In grade school, my little sister and I attended a school which required a daily commute nearing 45 minutes one way. Breakfast had to be quick and portable, as it was usually eaten in the car. We were always running late. Usually, we had oatmeal or breakfast burritos, quick and filling. On the rare occasion when my angelic mom found some spare time, we would wake to the warm, sweet aroma of muffins. My mom usually made muffins with a combination of different flours. Whole wheat was her favorite, and it grew to be my favorite as well. I love the nutty complexity of ancient grains and I believe they make a muffin what it should be, a wholesome yet delicious snack, not dessert. So I modeled these muffins after hers. I made them with a combination of rye and oat flour because I love the smokiness of rye flour paired with banana. But, if you are gluten free, you can always use buckwheat flour in place of rye flour, or just use oat flour. If you can have wheat, I would also suggest using whole wheat flour because it is also nice with the sweet banana. I specify using “deeply dark” (extremely ripe) bananas, because they will be the easiest to mash and have the best flavor. I always top my muffins with something because I just hate to see a bare muffin. The cinnamon sugar adds a deliciously, crackly crust.

Ingredients:

½ cup butter, softened


¼ cup granulated sugar


¼ cup light brown sugar


1 teaspoon vanilla


2 eggs


1 cup oat flour


½ cup rye flour


¾ teaspoon baking soda


1 teaspoon salt


½ teaspoon cinnamon


3 bananas(deeply dark and ripe)


½ cup walnuts(optional)


Cinnamon Sugar:


¼ cup granulated sugar


1 teaspoon cinnamon

Directions:

Preheat oven to 350 degrees fahrenheit.


Line a 12 cup muffin tin with paper cups, or slather with butter and flour, and set aside.


Roast walnuts (if using) in the oven for 7-10 minutes until golden and fragrant.

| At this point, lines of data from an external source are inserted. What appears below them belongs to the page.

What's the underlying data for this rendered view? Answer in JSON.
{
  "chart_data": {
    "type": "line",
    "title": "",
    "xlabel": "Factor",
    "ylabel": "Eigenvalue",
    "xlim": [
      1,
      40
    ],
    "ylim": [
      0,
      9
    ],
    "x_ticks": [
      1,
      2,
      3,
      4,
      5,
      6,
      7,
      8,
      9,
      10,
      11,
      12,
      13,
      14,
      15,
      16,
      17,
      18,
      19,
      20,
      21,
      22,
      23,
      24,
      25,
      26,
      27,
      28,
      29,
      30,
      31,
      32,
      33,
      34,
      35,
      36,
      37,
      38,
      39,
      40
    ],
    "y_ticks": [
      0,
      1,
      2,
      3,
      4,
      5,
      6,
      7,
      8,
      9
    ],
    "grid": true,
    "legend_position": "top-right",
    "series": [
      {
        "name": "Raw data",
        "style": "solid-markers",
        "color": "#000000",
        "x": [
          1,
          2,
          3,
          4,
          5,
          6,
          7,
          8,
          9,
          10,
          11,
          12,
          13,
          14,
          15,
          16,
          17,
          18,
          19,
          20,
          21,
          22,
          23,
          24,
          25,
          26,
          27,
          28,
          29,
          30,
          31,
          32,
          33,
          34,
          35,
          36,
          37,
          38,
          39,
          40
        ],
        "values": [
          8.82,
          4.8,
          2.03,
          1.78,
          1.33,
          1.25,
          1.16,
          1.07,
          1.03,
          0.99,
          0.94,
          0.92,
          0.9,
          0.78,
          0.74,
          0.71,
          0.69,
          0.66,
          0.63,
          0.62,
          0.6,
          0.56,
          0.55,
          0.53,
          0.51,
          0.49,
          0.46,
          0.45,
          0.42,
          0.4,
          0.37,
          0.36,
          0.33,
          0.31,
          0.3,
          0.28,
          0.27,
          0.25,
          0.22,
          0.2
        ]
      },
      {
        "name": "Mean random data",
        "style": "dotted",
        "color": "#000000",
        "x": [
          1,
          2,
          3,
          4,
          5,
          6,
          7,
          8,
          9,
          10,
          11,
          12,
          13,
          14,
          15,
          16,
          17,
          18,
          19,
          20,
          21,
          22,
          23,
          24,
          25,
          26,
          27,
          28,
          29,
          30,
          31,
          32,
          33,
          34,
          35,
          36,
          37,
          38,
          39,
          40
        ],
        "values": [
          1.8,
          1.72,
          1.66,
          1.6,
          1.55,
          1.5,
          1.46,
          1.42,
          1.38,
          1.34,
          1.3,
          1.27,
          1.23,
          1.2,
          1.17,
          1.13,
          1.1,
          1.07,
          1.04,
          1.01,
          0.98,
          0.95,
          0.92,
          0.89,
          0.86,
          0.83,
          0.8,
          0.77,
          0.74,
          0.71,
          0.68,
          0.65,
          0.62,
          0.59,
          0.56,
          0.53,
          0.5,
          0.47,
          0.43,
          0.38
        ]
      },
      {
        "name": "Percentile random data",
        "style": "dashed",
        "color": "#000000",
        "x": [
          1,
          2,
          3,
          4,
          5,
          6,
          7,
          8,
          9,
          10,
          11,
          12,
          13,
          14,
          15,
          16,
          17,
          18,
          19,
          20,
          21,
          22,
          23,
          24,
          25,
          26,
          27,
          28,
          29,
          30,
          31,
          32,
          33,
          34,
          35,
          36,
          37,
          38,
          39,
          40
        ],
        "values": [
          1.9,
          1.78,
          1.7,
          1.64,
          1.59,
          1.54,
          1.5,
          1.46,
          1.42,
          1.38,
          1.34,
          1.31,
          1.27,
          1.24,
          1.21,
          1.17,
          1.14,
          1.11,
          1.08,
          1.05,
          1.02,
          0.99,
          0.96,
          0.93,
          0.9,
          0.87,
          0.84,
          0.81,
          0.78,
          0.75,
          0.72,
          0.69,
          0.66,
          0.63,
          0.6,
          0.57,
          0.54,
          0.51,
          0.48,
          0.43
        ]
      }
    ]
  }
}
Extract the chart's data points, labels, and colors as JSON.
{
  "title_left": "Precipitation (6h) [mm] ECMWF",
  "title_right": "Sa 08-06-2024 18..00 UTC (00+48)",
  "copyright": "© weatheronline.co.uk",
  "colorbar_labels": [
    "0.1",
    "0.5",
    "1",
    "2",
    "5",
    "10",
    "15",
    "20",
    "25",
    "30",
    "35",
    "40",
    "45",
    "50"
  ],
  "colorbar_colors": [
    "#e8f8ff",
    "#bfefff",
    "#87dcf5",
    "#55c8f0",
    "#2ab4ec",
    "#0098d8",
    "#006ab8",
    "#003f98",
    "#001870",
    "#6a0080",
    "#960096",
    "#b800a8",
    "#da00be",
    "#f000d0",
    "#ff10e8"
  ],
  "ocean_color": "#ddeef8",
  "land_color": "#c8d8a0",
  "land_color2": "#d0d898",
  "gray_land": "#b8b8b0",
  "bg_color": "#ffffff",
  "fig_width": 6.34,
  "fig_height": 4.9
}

Once cooled, chop and set aside.


Using a small bowl, mix sugar and cinnamon together and set aside.


Using a fork or potato masher, smash the bananas until smooth ,or a little chunky depending on your taste, and set aside.


Using a medium sized bowl, add oat flour, rye flour, baking soda, salt, and cinnamon and whisk until combined.


Using a large bowl, combine butter, granulated sugar, and brown sugar until pale and fluffy. Add vanilla and eggs, one at a time, beating until the mixture is smooth. If your mixture seems a little curdled, don’t fear, just beat it a little longer, the force will eventually bring the mixture together. Add walnuts, flour mixture, and banana. Alternating between adding banana and flour mixture, folding until the mixture is just mixed. Don't worry about lumps, they will work themselves out in the oven!


Distribute batter evenly into the tin, and sprinkle generously with cinnamon sugar. Bake in the oven for 15-20 minutes, or until a knife or cake tester comes out clean. Enjoy!